Probabilmente, se l’incontro fra i due fosse avvenuto un po’ prima, Burton avrebbe dato a Vincent la voce (e, perchè no, le sembianze) di Johnny Depp, come ha fatto ne La Sposa Cadavere (2005).
D’altra parte, la chioma corvina ed arruffata che incornicia il volto pallido di Edward [mani di forbice] è caratteristica anche di Vincent, e diciamolo, anche di Tim.
Il sogno di Burton diviene realtà: ora può essere Price
L’immedesimazione tra Johnny Depp e Tim Burton è così vera che è come se (ma lo è) il regista stesse facendo una sorta di autopsicoanalisi, concretizzandola attraverso le immagini cinematografiche.
Tim avrebbe voluto essere Edward, creazione dell’adorato Vincent Price (che appunto interpretava lo scienziato nel film), e la sua timidezza ha trovato in Johnny il passaggio per poter vivere quel mondo.
Ed i ruoli si sono così invertiti: Depp è la creatura di Burton, e questi è finalmente passato dalla parte di Price, come già desiderava in Vincent.

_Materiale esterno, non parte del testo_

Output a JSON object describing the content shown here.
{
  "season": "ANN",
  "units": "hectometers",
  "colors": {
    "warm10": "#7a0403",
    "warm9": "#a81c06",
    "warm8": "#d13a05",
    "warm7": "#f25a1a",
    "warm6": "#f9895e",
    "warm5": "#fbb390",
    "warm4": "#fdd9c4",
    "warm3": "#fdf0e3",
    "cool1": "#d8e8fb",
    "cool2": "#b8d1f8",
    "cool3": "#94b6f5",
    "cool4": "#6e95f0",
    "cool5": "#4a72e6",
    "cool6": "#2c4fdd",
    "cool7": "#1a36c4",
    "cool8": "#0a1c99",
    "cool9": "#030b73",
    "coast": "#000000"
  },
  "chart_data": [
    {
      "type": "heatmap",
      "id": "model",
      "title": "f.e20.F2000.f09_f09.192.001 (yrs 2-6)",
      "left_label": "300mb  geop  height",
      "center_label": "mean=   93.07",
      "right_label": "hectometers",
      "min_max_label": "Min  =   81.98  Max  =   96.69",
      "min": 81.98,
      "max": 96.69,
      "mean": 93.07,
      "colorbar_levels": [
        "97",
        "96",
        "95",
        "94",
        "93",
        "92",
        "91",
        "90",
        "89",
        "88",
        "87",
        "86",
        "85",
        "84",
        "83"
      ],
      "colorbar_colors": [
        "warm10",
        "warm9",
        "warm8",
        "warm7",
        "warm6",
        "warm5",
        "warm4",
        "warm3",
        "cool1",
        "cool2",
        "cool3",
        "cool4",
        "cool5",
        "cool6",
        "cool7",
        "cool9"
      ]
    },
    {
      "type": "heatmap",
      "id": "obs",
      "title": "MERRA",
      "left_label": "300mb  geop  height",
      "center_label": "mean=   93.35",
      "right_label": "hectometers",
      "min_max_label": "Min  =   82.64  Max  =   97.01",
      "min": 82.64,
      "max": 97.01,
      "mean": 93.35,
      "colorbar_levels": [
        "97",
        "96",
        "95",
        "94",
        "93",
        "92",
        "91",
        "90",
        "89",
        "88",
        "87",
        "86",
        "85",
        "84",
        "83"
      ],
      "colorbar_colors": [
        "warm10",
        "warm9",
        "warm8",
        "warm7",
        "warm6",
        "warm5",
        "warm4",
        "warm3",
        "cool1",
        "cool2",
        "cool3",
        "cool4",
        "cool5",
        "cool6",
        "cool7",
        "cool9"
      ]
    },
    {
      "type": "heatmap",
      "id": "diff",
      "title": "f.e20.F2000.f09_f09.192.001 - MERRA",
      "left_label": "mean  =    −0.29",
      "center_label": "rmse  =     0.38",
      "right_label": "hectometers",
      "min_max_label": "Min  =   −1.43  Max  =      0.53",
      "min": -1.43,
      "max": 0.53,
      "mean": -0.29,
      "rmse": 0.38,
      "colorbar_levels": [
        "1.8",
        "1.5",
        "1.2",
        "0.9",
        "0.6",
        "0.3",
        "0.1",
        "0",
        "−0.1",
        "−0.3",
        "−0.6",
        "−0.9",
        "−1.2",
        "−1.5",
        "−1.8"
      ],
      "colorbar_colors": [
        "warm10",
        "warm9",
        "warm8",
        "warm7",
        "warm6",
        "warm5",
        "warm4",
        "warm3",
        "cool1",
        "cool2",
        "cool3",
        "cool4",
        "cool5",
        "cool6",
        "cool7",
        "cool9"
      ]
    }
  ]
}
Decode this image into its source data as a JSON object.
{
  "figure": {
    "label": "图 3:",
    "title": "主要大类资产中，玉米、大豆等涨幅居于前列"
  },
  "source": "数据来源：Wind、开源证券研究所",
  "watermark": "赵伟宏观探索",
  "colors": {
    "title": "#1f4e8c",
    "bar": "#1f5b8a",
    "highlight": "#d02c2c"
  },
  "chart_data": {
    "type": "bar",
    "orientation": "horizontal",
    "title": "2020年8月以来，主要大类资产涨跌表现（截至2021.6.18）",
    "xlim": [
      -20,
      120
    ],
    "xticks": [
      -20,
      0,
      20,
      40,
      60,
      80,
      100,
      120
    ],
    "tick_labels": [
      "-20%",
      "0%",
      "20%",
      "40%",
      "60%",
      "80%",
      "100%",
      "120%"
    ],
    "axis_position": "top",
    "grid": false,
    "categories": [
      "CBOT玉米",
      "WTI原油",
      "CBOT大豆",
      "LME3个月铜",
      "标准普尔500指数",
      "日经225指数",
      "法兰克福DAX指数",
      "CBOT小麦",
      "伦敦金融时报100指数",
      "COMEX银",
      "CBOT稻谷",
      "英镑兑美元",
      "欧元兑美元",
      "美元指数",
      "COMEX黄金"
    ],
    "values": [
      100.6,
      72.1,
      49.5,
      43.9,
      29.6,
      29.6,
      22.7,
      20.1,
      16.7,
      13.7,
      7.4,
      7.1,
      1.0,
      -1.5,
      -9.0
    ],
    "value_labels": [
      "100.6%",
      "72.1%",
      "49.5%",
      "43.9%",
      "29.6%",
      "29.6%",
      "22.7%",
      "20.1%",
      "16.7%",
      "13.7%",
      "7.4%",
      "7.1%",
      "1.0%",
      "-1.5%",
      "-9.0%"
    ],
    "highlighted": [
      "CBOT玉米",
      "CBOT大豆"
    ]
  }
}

Complimenti Alice, il tuo articolo èuna vera chicchetta…molto molto interessante! La tua ricostruzione del rapporto Burton- Depp è veramente affascinate
mi complimento anch’io. è sempre un piacere leggere i tuoi articoli!
I disegni di Tim Barton sono spettacolari, rispecchiano perfettamente i suoi pensieri che si rispecchiano poi nei film che gira come regista.
La sensazione che si ha, leggendo questo articolo di grandissimo valore, è che la correlazione dei due sembra quasi parentale, cioè potrebbero essere tranquillamente fratelli o parenti stretti, vista la loro perfetta fusione professionale/cinematografica.
Grazie Alice per aver condiviso con noi queste tue riflessioni da cui ho tratto molte informazioni utili sul cinema che scopro solo oggi.
Cinemio sta diventando un fulcro di idee, spunti, suggerimenti, informazioni cinematografiche e stimolatore della parte creativa del nostro cervello.